Chado, The Way of Tea:
A Japanese Tea Master's Almanac

by Sasaki Sanmi


reviewed by Lee Gurga

Chado, The Way of Tea: A Japanese Tea Master’s Almanac, by Sasaki Sanmi, translated by Shaun McCabe and Iwasaki Satoko (Boston: Tuttle Publishing, 2002). 742 pages, 6.375" x 9.375", clothbound. ISBN: 0-804832-72-2. $75.00 in bookstores.

This opulent and encyclopedic volume presents the first translation of a Japanese tea master’s saijiki into English. The book has a chapter for each month of the year, as well as some introductory material that includes glossaries of names and terms. Each monthly chapter contains the following nine sections: Chashu (Features of the Month), Gyôji (Events of the Month), Kishin (Memorial Days), Chabana (Flowers for Tea), Kashi (Cakes), Kaiseki (Meals for Tea), Shokumi (Foods for the Month), Kigo (Words for the Month), and Meisû (Single Items). For haiku poets, the Kigo section will probably be of most interest. There are also fifty-seven pages of appendices, with tables of such things as "Monthly Names for Water" and "Names of Monthly Trees."

The book contains translations of both haiku and waka. The poems are presented in the original Japanese, rômaji, and English. The translators write, "The translations are not in poetic form because our primary aim has been to make the meaning of the poem clear. To achieve this, in many cases we have sacrificed beauty and rhythm for clarity." This is a somewhat disappointing approach; one is particularly puzzled by the suggestion that poetic translations are by their nature unclear.

The translations of haiku are presented in one or two lines of prose, mostly as complete sentences. Here are two of Bashô’s haiku, the first translation of each from the book being reviewed, the second from Makoto Ueda’s Bashô and his Interpreters [Stanford, 1992]:

The mud and the morning dew on the gourd looks fresh and cool.

in the morning dew
spotted with mud, and how cool—
melons on the soil

In the first haiku, McCabe and Satoko’s translation it is the mud and the dew that are cool, while in Ueda’s—and Bashô’s—it is the melon. One wishes the translators had made the additional effort to provide more poetic—and accurate—translations, or sought them out. Fortunately, not all are so hideously done, as the following shows:

The harvest moon! Around the pond I wandered all night long.

the harvest moon—
I stroll round the pond
till the night is through

This compares favorably to Ueda’s. Some might even prefer "all night long" to "till the night is through."

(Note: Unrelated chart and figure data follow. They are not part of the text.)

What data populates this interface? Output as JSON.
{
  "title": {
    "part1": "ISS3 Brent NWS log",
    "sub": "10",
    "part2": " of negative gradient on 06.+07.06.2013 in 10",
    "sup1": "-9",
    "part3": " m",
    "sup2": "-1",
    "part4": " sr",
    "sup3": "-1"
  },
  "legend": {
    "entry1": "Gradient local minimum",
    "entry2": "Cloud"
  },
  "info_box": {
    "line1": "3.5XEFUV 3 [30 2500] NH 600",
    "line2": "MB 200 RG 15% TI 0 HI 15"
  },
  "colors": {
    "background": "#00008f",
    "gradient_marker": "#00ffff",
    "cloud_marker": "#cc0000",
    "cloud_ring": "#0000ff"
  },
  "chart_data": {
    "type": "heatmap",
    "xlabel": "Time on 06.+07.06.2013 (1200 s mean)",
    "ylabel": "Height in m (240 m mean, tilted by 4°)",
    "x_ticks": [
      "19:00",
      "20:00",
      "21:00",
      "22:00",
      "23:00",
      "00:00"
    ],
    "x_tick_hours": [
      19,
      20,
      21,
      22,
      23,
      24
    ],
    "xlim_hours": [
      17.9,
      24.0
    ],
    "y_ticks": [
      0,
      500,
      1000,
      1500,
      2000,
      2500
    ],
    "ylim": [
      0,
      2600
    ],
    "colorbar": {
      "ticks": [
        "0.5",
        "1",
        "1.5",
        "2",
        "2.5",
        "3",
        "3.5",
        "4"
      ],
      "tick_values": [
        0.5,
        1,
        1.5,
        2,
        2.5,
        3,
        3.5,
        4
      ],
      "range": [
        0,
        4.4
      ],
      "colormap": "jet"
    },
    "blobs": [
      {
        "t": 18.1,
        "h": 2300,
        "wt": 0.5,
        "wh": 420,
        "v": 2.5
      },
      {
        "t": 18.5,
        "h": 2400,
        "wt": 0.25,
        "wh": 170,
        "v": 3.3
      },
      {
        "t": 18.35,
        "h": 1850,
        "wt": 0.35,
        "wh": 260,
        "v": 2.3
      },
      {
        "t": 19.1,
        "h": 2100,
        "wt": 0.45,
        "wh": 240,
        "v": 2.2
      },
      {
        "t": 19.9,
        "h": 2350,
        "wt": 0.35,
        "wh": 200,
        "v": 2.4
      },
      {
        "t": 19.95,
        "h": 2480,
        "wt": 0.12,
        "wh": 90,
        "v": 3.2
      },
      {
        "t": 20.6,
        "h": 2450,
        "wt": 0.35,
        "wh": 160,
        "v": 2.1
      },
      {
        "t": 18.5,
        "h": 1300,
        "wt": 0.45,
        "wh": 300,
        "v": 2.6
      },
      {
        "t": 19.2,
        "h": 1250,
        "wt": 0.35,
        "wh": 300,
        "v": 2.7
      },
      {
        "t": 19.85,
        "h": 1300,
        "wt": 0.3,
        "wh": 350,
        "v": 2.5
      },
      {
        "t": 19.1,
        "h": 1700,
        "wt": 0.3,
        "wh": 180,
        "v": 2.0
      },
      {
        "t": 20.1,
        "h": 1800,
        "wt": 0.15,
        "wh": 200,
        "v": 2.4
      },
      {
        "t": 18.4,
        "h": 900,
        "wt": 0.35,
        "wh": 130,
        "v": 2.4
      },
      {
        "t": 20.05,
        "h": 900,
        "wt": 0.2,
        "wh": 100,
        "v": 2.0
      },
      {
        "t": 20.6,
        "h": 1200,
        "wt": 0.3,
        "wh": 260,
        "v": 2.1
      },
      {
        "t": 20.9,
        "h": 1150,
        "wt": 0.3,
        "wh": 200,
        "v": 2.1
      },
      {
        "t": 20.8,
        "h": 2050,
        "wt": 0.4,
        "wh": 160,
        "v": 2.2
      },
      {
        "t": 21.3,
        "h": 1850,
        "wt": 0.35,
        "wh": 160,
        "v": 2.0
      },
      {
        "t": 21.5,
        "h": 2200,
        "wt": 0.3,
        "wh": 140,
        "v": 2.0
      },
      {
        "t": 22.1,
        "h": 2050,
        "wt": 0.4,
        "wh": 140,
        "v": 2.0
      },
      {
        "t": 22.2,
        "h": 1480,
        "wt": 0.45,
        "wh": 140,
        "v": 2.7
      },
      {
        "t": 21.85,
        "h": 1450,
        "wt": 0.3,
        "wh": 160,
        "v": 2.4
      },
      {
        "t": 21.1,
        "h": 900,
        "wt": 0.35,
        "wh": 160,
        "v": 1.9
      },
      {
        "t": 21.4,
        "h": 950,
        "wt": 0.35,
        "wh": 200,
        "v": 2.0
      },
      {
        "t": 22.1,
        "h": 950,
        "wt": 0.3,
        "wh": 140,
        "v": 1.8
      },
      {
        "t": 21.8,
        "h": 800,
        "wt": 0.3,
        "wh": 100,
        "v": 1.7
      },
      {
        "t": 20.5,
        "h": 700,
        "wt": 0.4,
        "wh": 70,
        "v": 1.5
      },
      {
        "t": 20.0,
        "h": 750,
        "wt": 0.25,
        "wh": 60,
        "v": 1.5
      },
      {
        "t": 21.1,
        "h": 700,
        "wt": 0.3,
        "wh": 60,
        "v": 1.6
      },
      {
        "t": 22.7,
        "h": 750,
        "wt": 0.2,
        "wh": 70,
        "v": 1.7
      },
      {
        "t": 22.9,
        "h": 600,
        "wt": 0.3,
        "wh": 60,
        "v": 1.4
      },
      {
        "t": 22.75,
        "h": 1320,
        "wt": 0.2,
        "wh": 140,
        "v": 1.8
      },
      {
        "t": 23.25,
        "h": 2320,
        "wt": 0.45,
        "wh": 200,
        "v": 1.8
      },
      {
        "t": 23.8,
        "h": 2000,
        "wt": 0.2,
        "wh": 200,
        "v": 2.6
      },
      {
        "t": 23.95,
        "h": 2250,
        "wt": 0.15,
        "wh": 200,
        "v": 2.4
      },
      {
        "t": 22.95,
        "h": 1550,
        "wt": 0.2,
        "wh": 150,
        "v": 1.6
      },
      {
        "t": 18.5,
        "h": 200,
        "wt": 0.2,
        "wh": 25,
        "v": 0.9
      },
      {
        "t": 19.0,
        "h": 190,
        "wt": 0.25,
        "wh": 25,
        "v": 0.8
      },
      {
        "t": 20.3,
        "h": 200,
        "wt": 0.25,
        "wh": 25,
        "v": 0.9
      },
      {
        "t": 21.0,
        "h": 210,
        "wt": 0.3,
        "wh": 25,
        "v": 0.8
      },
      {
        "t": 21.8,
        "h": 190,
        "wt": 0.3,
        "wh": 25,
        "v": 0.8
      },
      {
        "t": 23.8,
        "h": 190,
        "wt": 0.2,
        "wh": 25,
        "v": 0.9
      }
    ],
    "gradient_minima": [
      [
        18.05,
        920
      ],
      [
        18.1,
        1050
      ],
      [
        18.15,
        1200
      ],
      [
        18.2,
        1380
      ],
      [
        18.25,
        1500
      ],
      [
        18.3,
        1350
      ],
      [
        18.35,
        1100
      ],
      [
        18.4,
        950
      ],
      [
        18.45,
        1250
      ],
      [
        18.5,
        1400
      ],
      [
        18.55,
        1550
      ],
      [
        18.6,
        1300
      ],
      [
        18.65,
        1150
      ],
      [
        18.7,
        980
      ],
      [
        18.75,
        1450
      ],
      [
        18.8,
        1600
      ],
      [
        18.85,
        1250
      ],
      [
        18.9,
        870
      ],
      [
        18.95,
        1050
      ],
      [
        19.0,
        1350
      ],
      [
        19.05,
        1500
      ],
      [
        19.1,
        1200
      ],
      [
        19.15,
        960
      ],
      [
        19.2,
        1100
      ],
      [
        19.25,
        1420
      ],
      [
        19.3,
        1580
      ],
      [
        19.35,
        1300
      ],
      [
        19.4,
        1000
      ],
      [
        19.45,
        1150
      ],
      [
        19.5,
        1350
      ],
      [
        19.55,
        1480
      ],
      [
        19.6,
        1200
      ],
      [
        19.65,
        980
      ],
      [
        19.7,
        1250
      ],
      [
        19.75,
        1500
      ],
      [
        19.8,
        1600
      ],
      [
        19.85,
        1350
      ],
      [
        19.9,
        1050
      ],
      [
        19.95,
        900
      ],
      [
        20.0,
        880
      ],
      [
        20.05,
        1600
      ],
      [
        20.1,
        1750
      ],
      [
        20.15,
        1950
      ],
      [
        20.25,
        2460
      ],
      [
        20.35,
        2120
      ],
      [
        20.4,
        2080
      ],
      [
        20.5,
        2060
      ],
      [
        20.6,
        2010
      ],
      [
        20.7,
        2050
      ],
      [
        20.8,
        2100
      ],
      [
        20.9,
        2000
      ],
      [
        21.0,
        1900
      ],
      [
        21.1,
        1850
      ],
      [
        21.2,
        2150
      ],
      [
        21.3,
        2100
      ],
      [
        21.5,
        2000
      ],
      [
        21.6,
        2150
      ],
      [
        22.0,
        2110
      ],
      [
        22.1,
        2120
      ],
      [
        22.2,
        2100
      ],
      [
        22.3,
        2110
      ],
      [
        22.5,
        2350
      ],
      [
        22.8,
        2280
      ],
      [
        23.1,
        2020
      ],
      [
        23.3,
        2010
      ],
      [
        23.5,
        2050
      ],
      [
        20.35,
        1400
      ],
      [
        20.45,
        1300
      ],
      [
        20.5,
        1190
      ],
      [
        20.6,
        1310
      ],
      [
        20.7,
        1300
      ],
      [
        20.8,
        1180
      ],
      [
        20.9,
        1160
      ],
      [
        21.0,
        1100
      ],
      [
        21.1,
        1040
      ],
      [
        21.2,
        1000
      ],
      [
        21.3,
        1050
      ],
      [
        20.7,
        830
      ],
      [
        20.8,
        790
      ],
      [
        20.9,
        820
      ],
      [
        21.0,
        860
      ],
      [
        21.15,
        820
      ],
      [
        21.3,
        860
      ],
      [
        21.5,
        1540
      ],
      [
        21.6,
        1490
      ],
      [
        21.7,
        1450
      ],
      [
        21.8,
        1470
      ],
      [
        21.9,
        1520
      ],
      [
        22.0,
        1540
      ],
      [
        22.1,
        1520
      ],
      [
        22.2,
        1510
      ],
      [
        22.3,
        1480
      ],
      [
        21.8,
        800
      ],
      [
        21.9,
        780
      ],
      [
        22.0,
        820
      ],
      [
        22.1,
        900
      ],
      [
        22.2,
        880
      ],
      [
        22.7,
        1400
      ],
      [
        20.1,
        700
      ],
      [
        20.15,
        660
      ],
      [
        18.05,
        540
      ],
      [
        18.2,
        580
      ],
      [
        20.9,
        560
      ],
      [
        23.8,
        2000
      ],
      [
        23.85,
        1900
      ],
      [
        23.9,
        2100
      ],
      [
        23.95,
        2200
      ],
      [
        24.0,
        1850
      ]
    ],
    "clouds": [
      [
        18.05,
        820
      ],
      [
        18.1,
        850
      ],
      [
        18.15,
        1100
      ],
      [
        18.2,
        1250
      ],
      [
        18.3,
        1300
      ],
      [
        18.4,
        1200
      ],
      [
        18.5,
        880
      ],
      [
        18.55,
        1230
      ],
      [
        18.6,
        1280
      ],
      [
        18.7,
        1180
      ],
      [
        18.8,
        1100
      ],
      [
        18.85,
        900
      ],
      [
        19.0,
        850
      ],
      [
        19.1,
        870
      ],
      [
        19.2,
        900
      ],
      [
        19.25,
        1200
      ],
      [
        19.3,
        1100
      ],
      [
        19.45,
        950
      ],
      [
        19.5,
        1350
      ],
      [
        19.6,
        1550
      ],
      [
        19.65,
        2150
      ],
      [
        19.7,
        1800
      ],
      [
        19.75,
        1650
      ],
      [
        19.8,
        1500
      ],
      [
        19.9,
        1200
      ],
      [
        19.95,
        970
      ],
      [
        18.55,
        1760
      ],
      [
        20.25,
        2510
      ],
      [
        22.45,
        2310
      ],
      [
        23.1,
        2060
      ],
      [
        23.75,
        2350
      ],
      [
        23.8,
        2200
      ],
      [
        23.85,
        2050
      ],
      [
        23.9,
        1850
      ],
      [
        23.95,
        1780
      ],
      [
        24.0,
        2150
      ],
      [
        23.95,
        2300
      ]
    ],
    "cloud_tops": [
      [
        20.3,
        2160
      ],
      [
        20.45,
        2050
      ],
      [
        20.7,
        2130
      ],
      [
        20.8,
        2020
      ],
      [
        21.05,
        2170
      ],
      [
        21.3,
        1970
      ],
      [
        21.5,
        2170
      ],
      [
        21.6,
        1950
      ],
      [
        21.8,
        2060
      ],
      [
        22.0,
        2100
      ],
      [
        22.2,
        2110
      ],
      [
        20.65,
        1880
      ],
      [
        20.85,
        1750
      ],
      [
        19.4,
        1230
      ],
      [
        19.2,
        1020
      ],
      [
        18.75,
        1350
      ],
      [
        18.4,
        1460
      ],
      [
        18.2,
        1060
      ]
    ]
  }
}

Each chapter presents between twenty-three and fifty kigo with an explanation of each and, in most cases, one or more haiku or waka quoted. Here is the entry for natsu no asa (summer morning), lacking the Japanese for the translated terms:

Natsu no asa (Natsu no akatsuki, Natsu no akebono), In the cool and refreshing air, the season of asa-cha (tea gathering held early in the summer, natsu; morning, asa) is about to get started.

Susamaji ya / tomoshibi nokoru / natsu no asa                Tôra

How dreadful! Summer morning, and the light is still burning.

The price of this book may put many off, but for those interested in how the Japanese tradition of the seasonal almanac might be adapted to contemporary world haiku, it is worth a look.